Weiner is the mayoral candidate who genuinely seems to enjoy people, and he has a quip for every moment. The congressman is a prolific proposer of new government policies, but tonight is purely for shtick. A black woman complains that, unlike free concerts in every other city park, she wasn’t allowed to bring in food. “Girlfriend, you gotta elect me mayor so I can change that!” Weiner says. A 6-year-old boy asks if Weiner is a school principal. “No, but I make a lot of rules!” Weiner says. “Tell your mom you met me and I seem like a nice fella.”

He strides down the stadium aisle to the seats behind home plate, which are shielded from the field by a net; the orchestra is set up behind second base. “Folks, we have a few safety announcements about tonight’s opera!” he yells to the patrons. “There’s a lot of foul balls in this concert!”

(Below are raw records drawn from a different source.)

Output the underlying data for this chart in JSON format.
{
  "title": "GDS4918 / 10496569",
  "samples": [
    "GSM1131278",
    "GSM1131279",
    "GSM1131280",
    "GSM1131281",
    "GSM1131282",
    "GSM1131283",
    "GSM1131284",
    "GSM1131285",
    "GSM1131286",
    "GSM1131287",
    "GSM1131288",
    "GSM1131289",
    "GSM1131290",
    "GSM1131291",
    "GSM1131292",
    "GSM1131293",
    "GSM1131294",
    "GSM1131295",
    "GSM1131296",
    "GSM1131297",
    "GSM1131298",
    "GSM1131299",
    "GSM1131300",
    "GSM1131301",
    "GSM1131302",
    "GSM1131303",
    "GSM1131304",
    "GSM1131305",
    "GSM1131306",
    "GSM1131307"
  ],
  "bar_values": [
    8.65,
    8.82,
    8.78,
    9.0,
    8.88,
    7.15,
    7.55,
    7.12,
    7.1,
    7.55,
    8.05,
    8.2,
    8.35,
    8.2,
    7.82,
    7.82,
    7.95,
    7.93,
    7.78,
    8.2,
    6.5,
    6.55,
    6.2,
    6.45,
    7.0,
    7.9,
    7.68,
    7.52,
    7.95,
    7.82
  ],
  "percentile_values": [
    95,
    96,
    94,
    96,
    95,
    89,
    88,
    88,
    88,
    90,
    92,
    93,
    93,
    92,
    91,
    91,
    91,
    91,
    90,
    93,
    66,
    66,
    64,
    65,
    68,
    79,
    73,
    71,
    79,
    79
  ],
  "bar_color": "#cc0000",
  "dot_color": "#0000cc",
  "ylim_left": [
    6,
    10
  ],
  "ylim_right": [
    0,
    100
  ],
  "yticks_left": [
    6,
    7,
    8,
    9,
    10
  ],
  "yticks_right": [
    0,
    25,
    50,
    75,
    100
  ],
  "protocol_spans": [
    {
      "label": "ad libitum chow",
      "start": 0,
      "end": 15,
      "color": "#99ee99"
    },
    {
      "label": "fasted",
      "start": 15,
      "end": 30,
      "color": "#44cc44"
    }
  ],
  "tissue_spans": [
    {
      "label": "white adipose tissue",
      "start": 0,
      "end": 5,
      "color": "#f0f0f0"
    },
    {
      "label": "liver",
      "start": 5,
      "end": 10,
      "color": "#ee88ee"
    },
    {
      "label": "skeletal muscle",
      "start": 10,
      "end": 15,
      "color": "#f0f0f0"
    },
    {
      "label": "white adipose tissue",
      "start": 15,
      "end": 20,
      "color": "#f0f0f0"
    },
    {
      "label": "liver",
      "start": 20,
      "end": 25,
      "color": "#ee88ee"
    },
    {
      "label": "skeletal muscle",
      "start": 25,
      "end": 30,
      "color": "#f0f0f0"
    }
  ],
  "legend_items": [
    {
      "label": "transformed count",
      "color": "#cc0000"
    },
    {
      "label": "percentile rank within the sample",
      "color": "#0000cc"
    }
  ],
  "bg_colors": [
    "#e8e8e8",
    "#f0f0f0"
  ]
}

Two women are sitting behind Weiner, watching him tummel. “Who does he look like?” asks the first. “That guy on M*A*S*H! What’s his name? Corporal Klinger!”

“Jamie Farr!” cackles her companion. “You’re right!”

Charging back up the aisle, Weiner talks about education with a vice-principal from his alma mater, Brooklyn Tech; encounters two women who are clients of Weiner’s lawyer father; hollers “My mishpocheh!” when he sees the driver’s license of another man named Weiner. “Help me get through college!” hollers Matt, a beer vendor. “I go to Mount Saint Vincent, and I’m gonna be a teacher.”

“Dude, you don’t know how much I want a beer right now,” Weiner says, laughing and starting to walk away. Then he stops. “You’re going to be a teacher? Call me up when I’m mayor and you got a job!” Then Weiner buys a Miller Genuine Draft.

As he dashes around the five boroughs, Weiner is seeing that there’s a fine line between cracking jokes and becoming one. Unless he climbs out of a tie for last place in the polls soon, his challenge is to build name recognition and positive feeling for a possible 2009 run. The risk is that Weiner will be remembered as an also-ran whose greatest contribution this time around was comic relief.

“The four of us Democrats are going through the same things, and we’re all trying to beat Bloomberg, so we have that bond, but we’re trying to beat one another, too,” Weiner says, slowing down for one minute. “So the four people who understand best what this is like are not friends. It’s actually a lonely thing, running for mayor.”

Out past left field, the sun is setting gold and orange into New York Harbor. A tenor is gliding into a gorgeous aria. But Anthony Weiner’s beer bottle is empty. He’s off to Rockaway, searching for more hands to shake.